Michael Erard wrote a book called, Um. . . Slips, Stumbles, and Verbal Blunders, and What They Mean.
http://www.randomhouse.com/catalog/d...=9780375423567

In a recent NPR interview, he brought up a point I had never really thought about before. That other languages have their own equivalents of our "um". For some reason I assumed that they all said "um".

The author wrote about that in a piece he did for the New York Times in 2004.
In Britain they say uh but spell it er, just as they pronounce er in butter.
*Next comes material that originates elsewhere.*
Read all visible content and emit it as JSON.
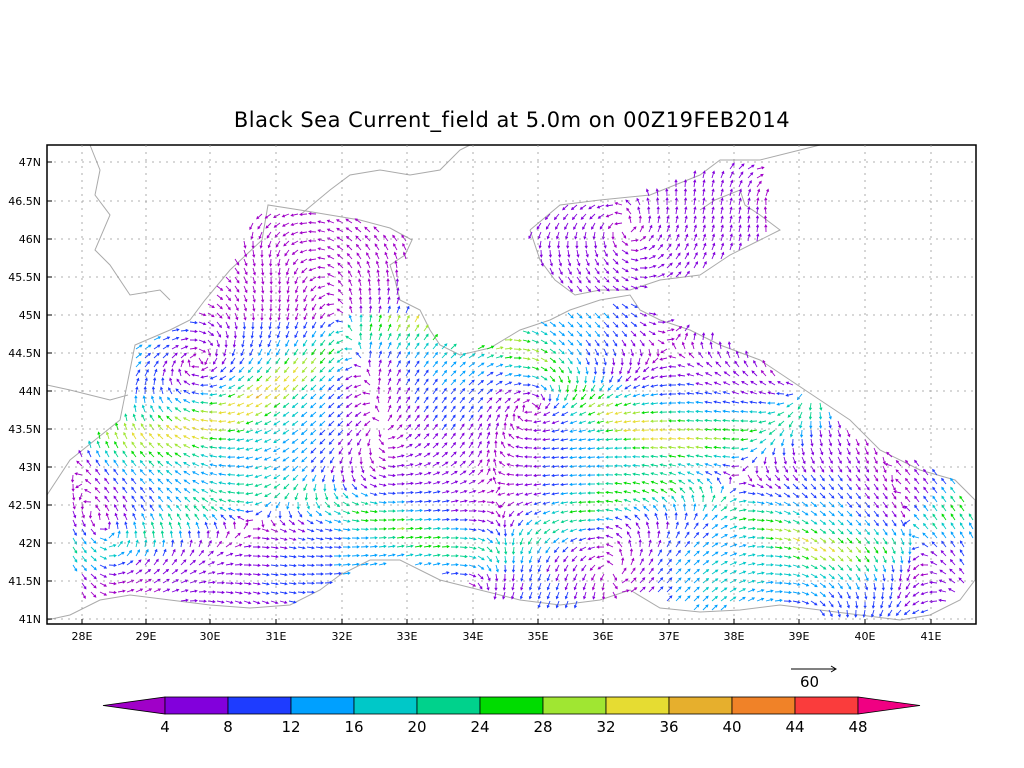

The French say something that sounds like euh, and Hebrew speakers say ehhh. Serbs and Croats say ovay, and the Turks say mmmmm. The Japanese say eto (eh-to) and ano (ah-no), the Spanish este, and Mandarin speakers neige (NEH-guh) and jiege (JEH-guh). In Dutch and German you can say uh, um, mmm. In Swedish it's eh, ah, aah, m, mm, hmm, ooh, a and oh; in Norwegian, e, eh, m and hm.
More recently, he said this on the Voice of America.
"In many languages it's a word like 'um' or 'uh,' that kind of neutral vowel. In some languages, it's 'eh' -- that's Hebrew. In French, vowels are a little rounded, so it's 'oo.' There are other languages that take a word that actually means something and they repurpose it for the filler word. So in Japanese the thinking word is 'ano,' which means 'this' or 'that.' So you'll hear people say 'ano, ano, ano.' In Spanish, it's 'este' [meaning 'this']. And it's something that people have to learn. Children have to learn it. And adults who are learning a language as a foreign language would be better off learning how to pause and delay and make the thinking sound in that language."
So are you aware of any other equivalents of "um" in other languages?